Thanksgiving: Don’t Brine Your Turkey at the Great Salt Lake

Thanksgiving: Don’t Brine Your Turkey at the Great Salt Lake
Thanksgiving: Don’t Brine Your Turkey at the Great Salt Lake

The secret to a tasty turkey at Thanksgiving is brining: but before this traditional holiday on Thursday, Americans were asked by the authorities not to carry out this gastronomic operation in the Great Salt Lake, in Utah.

Employees at this famous natural park in the American West found the carcass of a drifting poultry, which its owner apparently let escape while he was trying to tenderize it for the family feast.

“Here’s your annual reminder not to use the Great Salt Lake to brine your turkey,” park officials quipped on social media this week, posting a photo of a still-wrapped bird coated in grass and mud . Brining involves soaking the turkey in a salt water solution with different herbs and spices before cooking so that it is nice and tender and full of flavor.

This operation, similar to a marinade, takes on an almost sacred character during Thanksgiving, where the meal shared with family by the vast majority of Americans is even more anticipated than that of Christmas.
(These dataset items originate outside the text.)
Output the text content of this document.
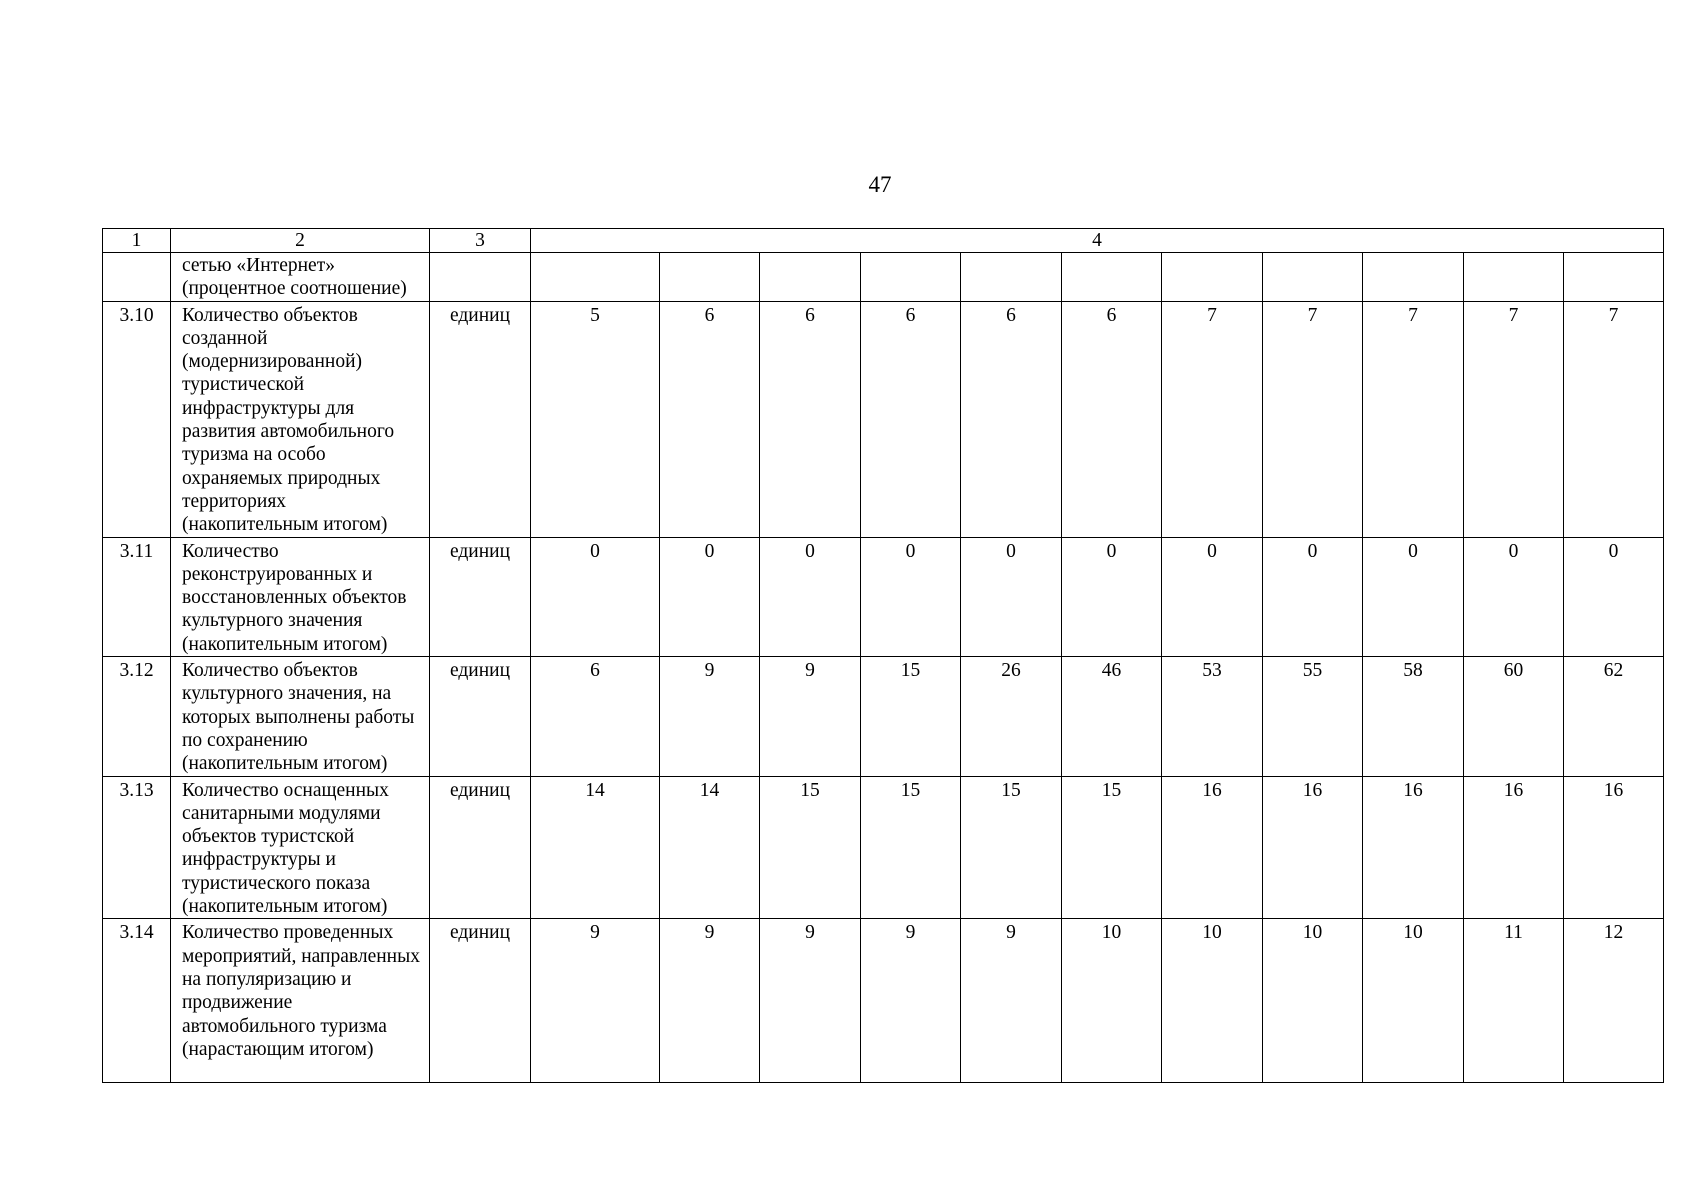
47
1	2	3	4										
	сетью «Интернет» (процентное соотношение)												
3.10	Количество объектов созданной (модернизированной) туристической инфраструктуры для развития автомобильного туризма на особо охраняемых природных территориях (накопительным итогом)	единиц	5	6	6	6	6	6	7	7	7	7	7
3.11	Количество реконструированных и восстановленных объектов культурного значения (накопительным итогом)	единиц	0	0	0	0	0	0	0	0	0	0	0
3.12	Количество объектов культурного значения, на которых выполнены работы по сохранению (накопительным итогом)	единиц	6	9	9	15	26	46	53	55	58	60	62
3.13	Количество оснащенных санитарными модулями объектов туристской инфраструктуры и туристического показа (накопительным итогом)	единиц	14	14	15	15	15	15	16	16	16	16	16
3.14	Количество проведенных мероприятий, направленных на популяризацию и продвижение автомобильного туризма (нарастающим итогом)	единиц	9	9	9	9	9	10	10	10	10	11	12
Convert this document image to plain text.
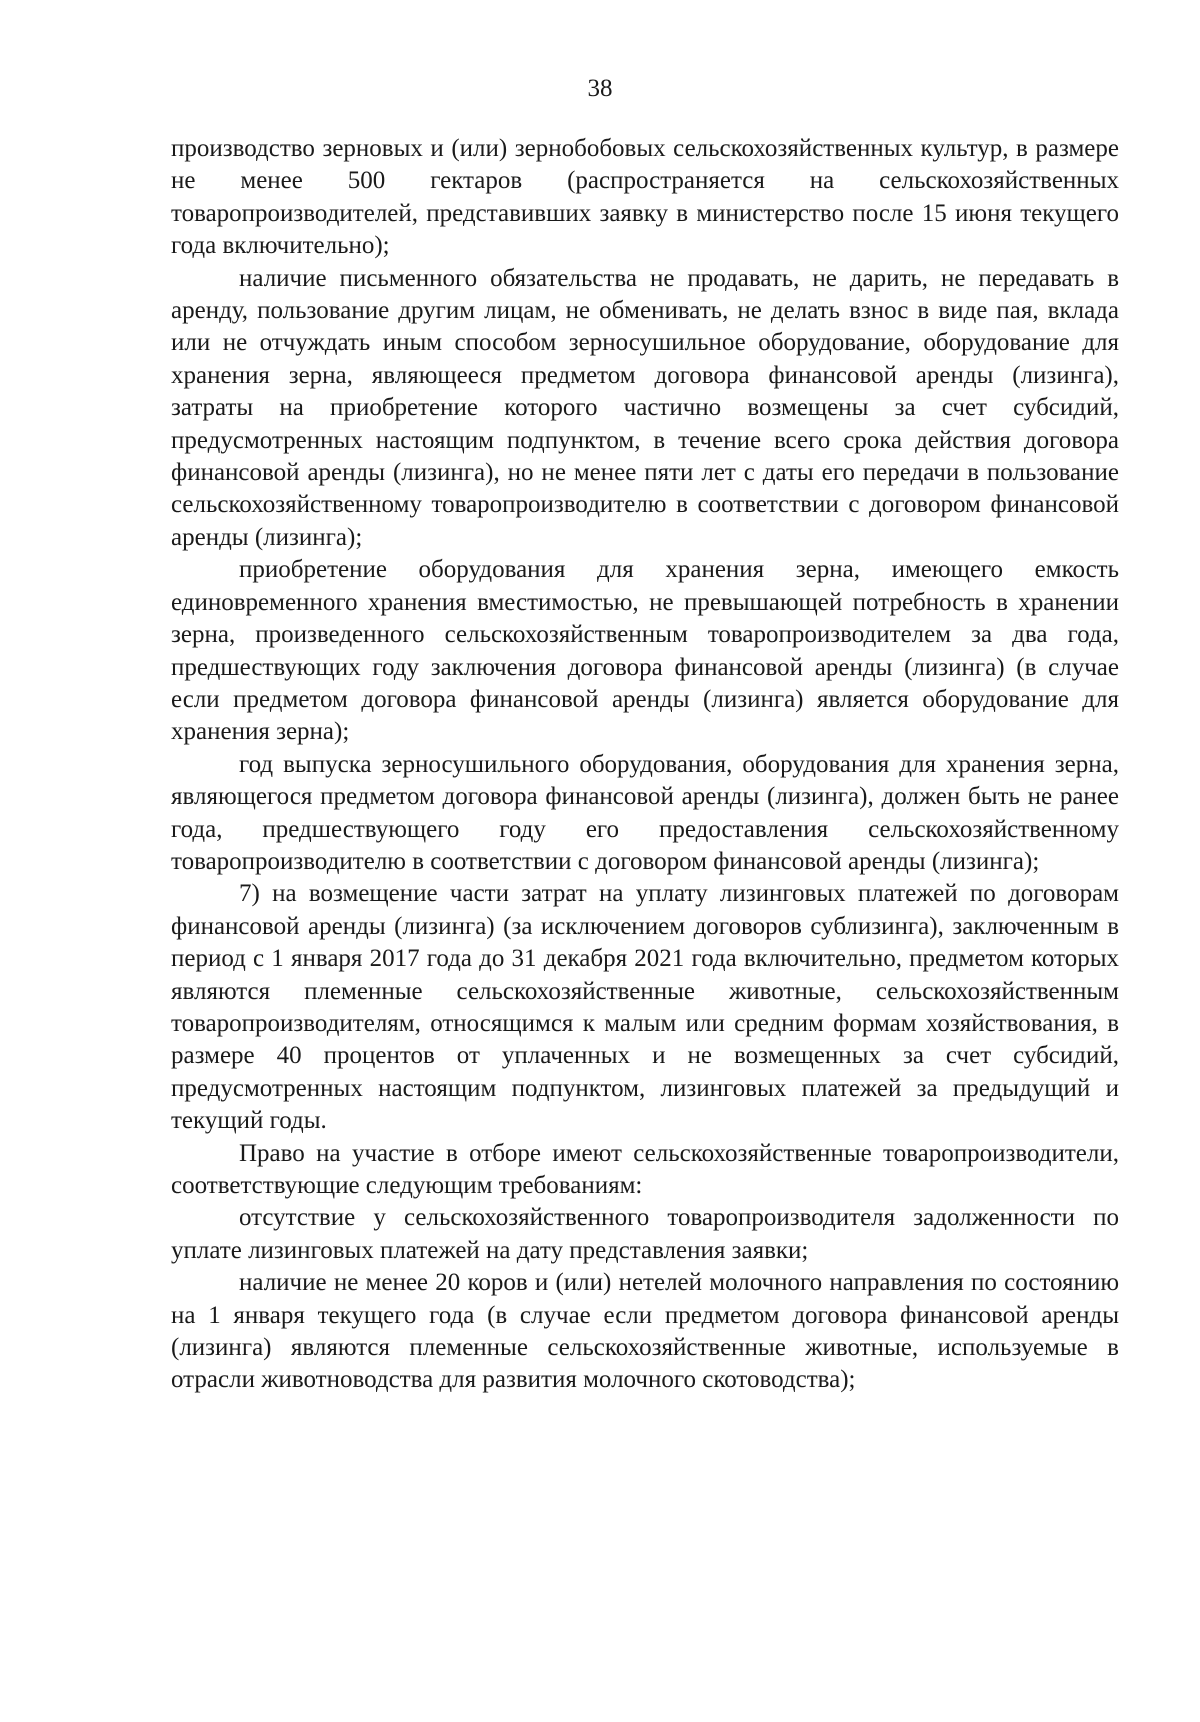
38

производство зерновых и (или) зернобобовых сельскохозяйственных культур, в размере не менее 500 гектаров (распространяется на сельскохозяйственных товаропроизводителей, представивших заявку в министерство после 15 июня текущего года включительно);

наличие письменного обязательства не продавать, не дарить, не передавать в аренду, пользование другим лицам, не обменивать, не делать взнос в виде пая, вклада или не отчуждать иным способом зерносушильное оборудование, оборудование для хранения зерна, являющееся предметом договора финансовой аренды (лизинга), затраты на приобретение которого частично возмещены за счет субсидий, предусмотренных настоящим подпунктом, в течение всего срока действия договора финансовой аренды (лизинга), но не менее пяти лет с даты его передачи в пользование сельскохозяйственному товаропроизводителю в соответствии с договором финансовой аренды (лизинга);

приобретение оборудования для хранения зерна, имеющего емкость единовременного хранения вместимостью, не превышающей потребность в хранении зерна, произведенного сельскохозяйственным товаропроизводителем за два года, предшествующих году заключения договора финансовой аренды (лизинга) (в случае если предметом договора финансовой аренды (лизинга) является оборудование для хранения зерна);

год выпуска зерносушильного оборудования, оборудования для хранения зерна, являющегося предметом договора финансовой аренды (лизинга), должен быть не ранее года, предшествующего году его предоставления сельскохозяйственному товаропроизводителю в соответствии с договором финансовой аренды (лизинга);

7) на возмещение части затрат на уплату лизинговых платежей по договорам финансовой аренды (лизинга) (за исключением договоров сублизинга), заключенным в период с 1 января 2017 года до 31 декабря 2021 года включительно, предметом которых являются племенные сельскохозяйственные животные, сельскохозяйственным товаропроизводителям, относящимся к малым или средним формам хозяйствования, в размере 40 процентов от уплаченных и не возмещенных за счет субсидий, предусмотренных настоящим подпунктом, лизинговых платежей за предыдущий и текущий годы.

Право на участие в отборе имеют сельскохозяйственные товаропроизводители, соответствующие следующим требованиям:

отсутствие у сельскохозяйственного товаропроизводителя задолженности по уплате лизинговых платежей на дату представления заявки;

наличие не менее 20 коров и (или) нетелей молочного направления по состоянию на 1 января текущего года (в случае если предметом договора финансовой аренды (лизинга) являются племенные сельскохозяйственные животные, используемые в отрасли животноводства для развития молочного скотоводства);
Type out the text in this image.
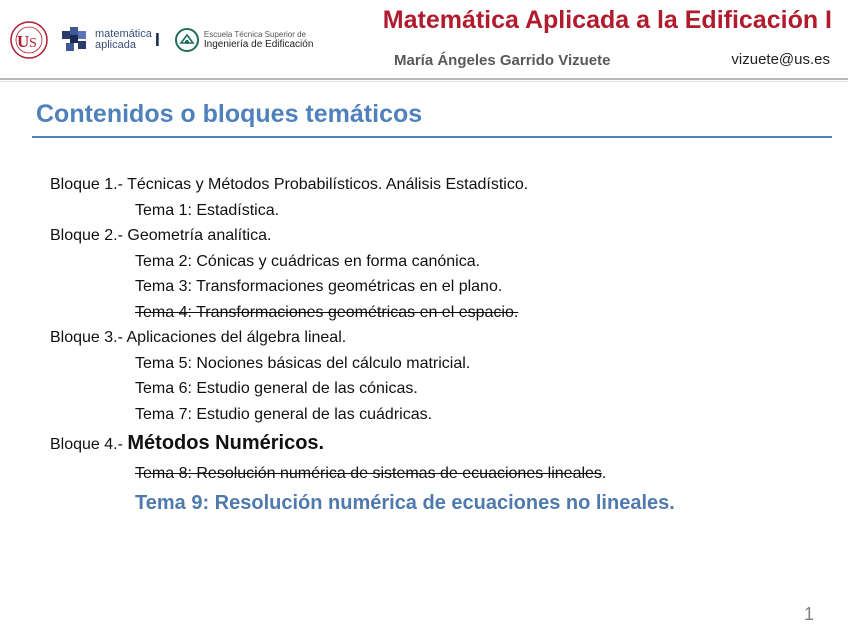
U S
matemática
aplicada	I	Escuela Técnica Superior de
Ingeniería de Edificación
Matemática Aplicada a la Edificación I
María Ángeles Garrido Vizuete	vizuete@us.es
Contenidos o bloques temáticos
Bloque 1.- Técnicas y Métodos Probabilísticos. Análisis Estadístico.
Tema 1: Estadística.
Bloque 2.- Geometría analítica.
Tema 2: Cónicas y cuádricas en forma canónica.
Tema 3: Transformaciones geométricas en el plano.
Tema 4: Transformaciones geométricas en el espacio.
Bloque 3.- Aplicaciones del álgebra lineal.
Tema 5: Nociones básicas del cálculo matricial.
Tema 6: Estudio general de las cónicas.
Tema 7: Estudio general de las cuádricas.
Bloque 4.- Métodos Numéricos.
Tema 8: Resolución numérica de sistemas de ecuaciones lineales.
Tema 9: Resolución numérica de ecuaciones no lineales.
1
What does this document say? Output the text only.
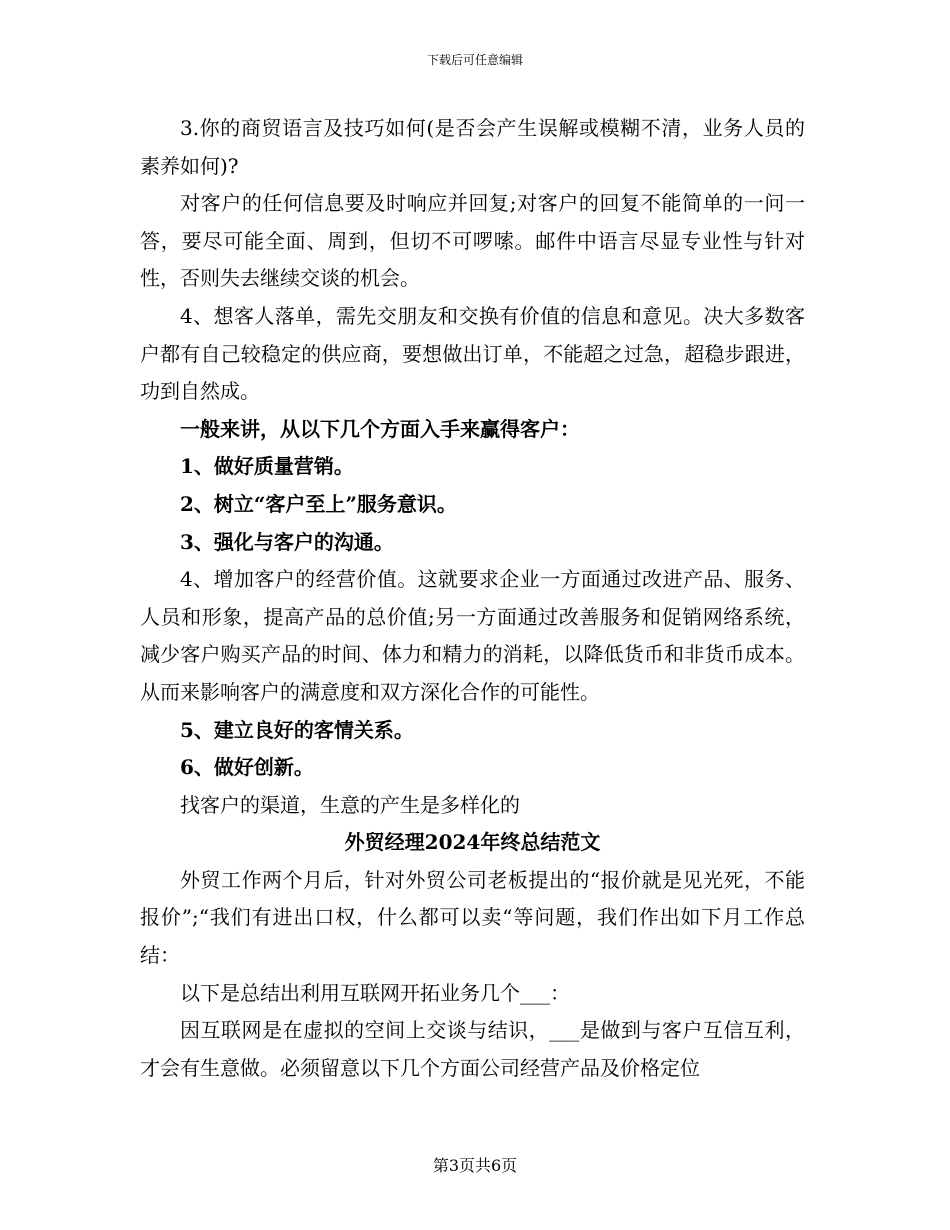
下载后可任意编辑

3.你的商贸语言及技巧如何(是否会产生误解或模糊不清，业务人员的素养如何)?

对客户的任何信息要及时响应并回复;对客户的回复不能简单的一问一答，要尽可能全面、周到，但切不可啰嗦。邮件中语言尽显专业性与针对性，否则失去继续交谈的机会。

4、想客人落单，需先交朋友和交换有价值的信息和意见。决大多数客户都有自己较稳定的供应商，要想做出订单，不能超之过急，超稳步跟进，功到自然成。

一般来讲，从以下几个方面入手来赢得客户：

1、做好质量营销。

2、树立“客户至上”服务意识。

3、强化与客户的沟通。

4、增加客户的经营价值。这就要求企业一方面通过改进产品、服务、人员和形象，提高产品的总价值;另一方面通过改善服务和促销网络系统，减少客户购买产品的时间、体力和精力的消耗，以降低货币和非货币成本。从而来影响客户的满意度和双方深化合作的可能性。

5、建立良好的客情关系。

6、做好创新。

找客户的渠道，生意的产生是多样化的

外贸经理2024年终总结范文

外贸工作两个月后，针对外贸公司老板提出的“报价就是见光死，不能报价”;“我们有进出口权，什么都可以卖“等问题，我们作出如下月工作总结：

以下是总结出利用互联网开拓业务几个___：

因互联网是在虚拟的空间上交谈与结识，___是做到与客户互信互利，才会有生意做。必须留意以下几个方面公司经营产品及价格定位

第3页共6页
But the salinity of the Great Salt Lake “is too high for good brine,” park authorities insisted.

“The waves can be very strong,” they added, “and there is a good chance you will lose the whole turkey, like this person.” The Great Salt Lake is one of the largest lakes on the planet. Its water is so salty that many tourists come to float there effortlessly, like in the Dead Sea.

In forty years, it has lost two thirds of its surface area, the victim of an agricultural sector and a mining industry that consume too much water, and of global warming which reduces the flow of the rivers supplying it. The lake reached a historic low level in 2022, after years of drought. The water then became so salty that the brine shrimp, an important source of income for the local economy, began to die. If it were to disappear, the neighboring city of Salt Lake City would become unlivable, because the lake bed contains arsenic and toxic heavy metals, which contaminate the atmosphere during dust storms.